Sally Steuterman edited this page Jul 28, 2020 · 1 revision

Lesson 12: ViewModels, Model Validation, and Enums

In the prep work this week, the students learned

  1. What ViewModels are and why we should use them.
  2. How and why to validate model data in ASP.NET.
  3. How to use C# validation attributes.
  4. How to employ good error handling when bad data is entered.
  5. What enum data types are and how to write them in C#.

Announcements

  1. Check with your course manager for any important announcements.
  2. Students should have assignment 3 completed by today's class.

Large Group Time (Instructor)

Lesson 12 Topics That Require Careful Attention

  1. You may want to introduce the topic of model validation with a more widely-scoped discussion of data handling:

    a. Why is good data important?

    b. How can bad data be dangerous?

    c. Why would using a ViewModel be beneficial in model validation?

  2. Be sure that the students can differentiate between client and server side validation tools.

  3. Discuss some commonly-used attributes from the C#.

  4. Walk the students through the validation flow mentioned in the text, perhaps with a new sample property on AddEventViewModel from CodingEvents .

  5. Compare strong error message and handling techniques to weaker examples.

  6. Address enum data types:

    a. How to create an enum.

    b. How to add an enum type property onto a class.

    c. What kind of data is handled well with enums.

Small Group Time: Lesson 12 Studio (TA Notes)

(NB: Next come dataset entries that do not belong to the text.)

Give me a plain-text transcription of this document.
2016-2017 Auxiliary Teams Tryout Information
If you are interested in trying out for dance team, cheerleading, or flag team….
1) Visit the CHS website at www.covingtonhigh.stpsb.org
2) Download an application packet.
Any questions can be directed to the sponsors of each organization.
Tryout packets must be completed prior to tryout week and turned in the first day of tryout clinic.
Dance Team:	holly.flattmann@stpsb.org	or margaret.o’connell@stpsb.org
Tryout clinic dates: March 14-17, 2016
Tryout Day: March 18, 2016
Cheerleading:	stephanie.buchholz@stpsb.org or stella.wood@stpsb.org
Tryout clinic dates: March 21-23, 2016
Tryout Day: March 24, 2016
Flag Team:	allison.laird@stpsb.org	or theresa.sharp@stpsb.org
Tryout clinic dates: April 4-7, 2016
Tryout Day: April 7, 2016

  1. Today's studio asks students to add validation for the User model in their spa day application. If they were not able to complete the user signup studio work from the previous class, they will still be able to work on this studio.
  2. Starter code is provided for the students in the LaunchCodeEducation/SpaDay repository. If they have not already added this as an upstream remote repository in addition to their own forked version, they may need to in order to fetch the appropriate starter branch for the studio.
  3. Students are mostly on their own to decide what their form validation should look like, although most of the work resembles the tasks we demonstrate in the in-book CodingEvents examples.
  4. For those students who try the Bonus Mission, try talking with them about the relative merits of each password checking method.